Congressman Steve King releases this statement following an announcement by the White House that President Donald J. Trump has signed HR 2157, the “Additional Supplemental Appropriations for Disaster Relief Act of 2019” into law.  HR 2157 provides important sources of federal funding to Iowa and other Midwestern states that have been impacted by severe flooding this year. King voted in favor of the disaster relief legislation, and he has previously spoken on the House floor about the importance of getting this legislation passed so that relief could be provided quickly to communities hit hard by flooding.
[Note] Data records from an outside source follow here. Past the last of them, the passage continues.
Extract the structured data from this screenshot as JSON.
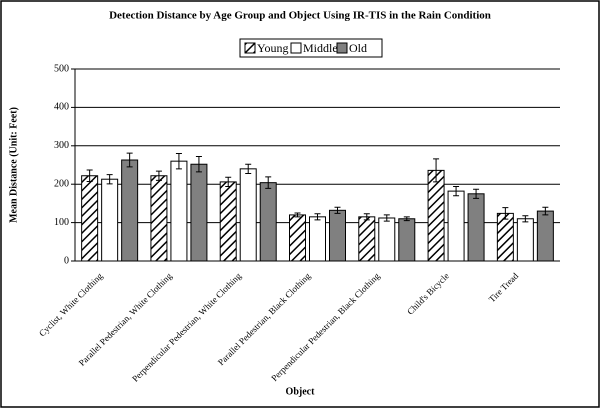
{
  "chart_data": {
    "type": "bar",
    "title": "Detection Distance by Age Group and Object Using IR-TIS  in the Rain Condition",
    "x_label": "Object",
    "y_label": "Mean Distance (Unit:  Feet)",
    "categories": [
      "Cyclist, White Clothing",
      "Parallel  Pedestrian, White Clothing",
      "Perpendicular Pedestrian, White Clothing",
      "Parallel  Pedestrian, Black Clothing",
      "Perpendicular Pedestrian, Black Clothing",
      "Child's Bicycle",
      "Tire Tread"
    ],
    "series": [
      {
        "name": "Young",
        "color": "#000000",
        "hatch": true,
        "values": [
          222,
          222,
          206,
          120,
          115,
          236,
          124
        ],
        "errors": [
          15,
          12,
          12,
          5,
          8,
          30,
          15
        ]
      },
      {
        "name": "Middle",
        "color": "#ffffff",
        "hatch": false,
        "values": [
          213,
          260,
          240,
          115,
          112,
          182,
          110
        ],
        "errors": [
          12,
          20,
          12,
          8,
          8,
          12,
          8
        ]
      },
      {
        "name": "Old",
        "color": "#808080",
        "hatch": false,
        "values": [
          263,
          252,
          204,
          132,
          110,
          175,
          130
        ],
        "errors": [
          18,
          20,
          15,
          8,
          5,
          12,
          10
        ]
      }
    ],
    "ylim": [
      0,
      500
    ],
    "yticks": [
      0,
      100,
      200,
      300,
      400,
      500
    ],
    "grid": true
  }
}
“I am pleased to announce that President Trump signed the disaster relief bill into law (Thursday),” said King. “The President’s signature means that federal help for Iowa’s flood recovery efforts is on the way. I have been working closely with local leaders in communities affected by the floods, and I am confident that they will welcome the opportunity to add federal resources to their efforts as they work towards full recovery.”

Altogether, the legislation provides $19.1 billion for disaster recovery efforts across the nation. Included in this total are $4.5 billion allocated to the United States Department of Agriculture for agricultural-related losses, emergency timber restoration, farmland repair, and watershed recovery work, and $3.3 billion for the Corps of Engineers to repair damages caused by natural disasters, and to invest in new flood and storm damage reduction projects.

On May 28, Congressman King held a special “Hornick Recognition Ceremony” to honor town leaders for their exemplary response to the flooding that led to the evacuation of their Woodbury County community. The ceremony can be viewed here.

King is a strong Congressional advocate of federal efforts to improve flood protection infrastructure along the Missouri River. On May 1, King testified before the House Committee on Transportation and Infrastructure about the need to revisit Pick-Sloan era baselines, as the runoff levels are being repeatedly exceeded.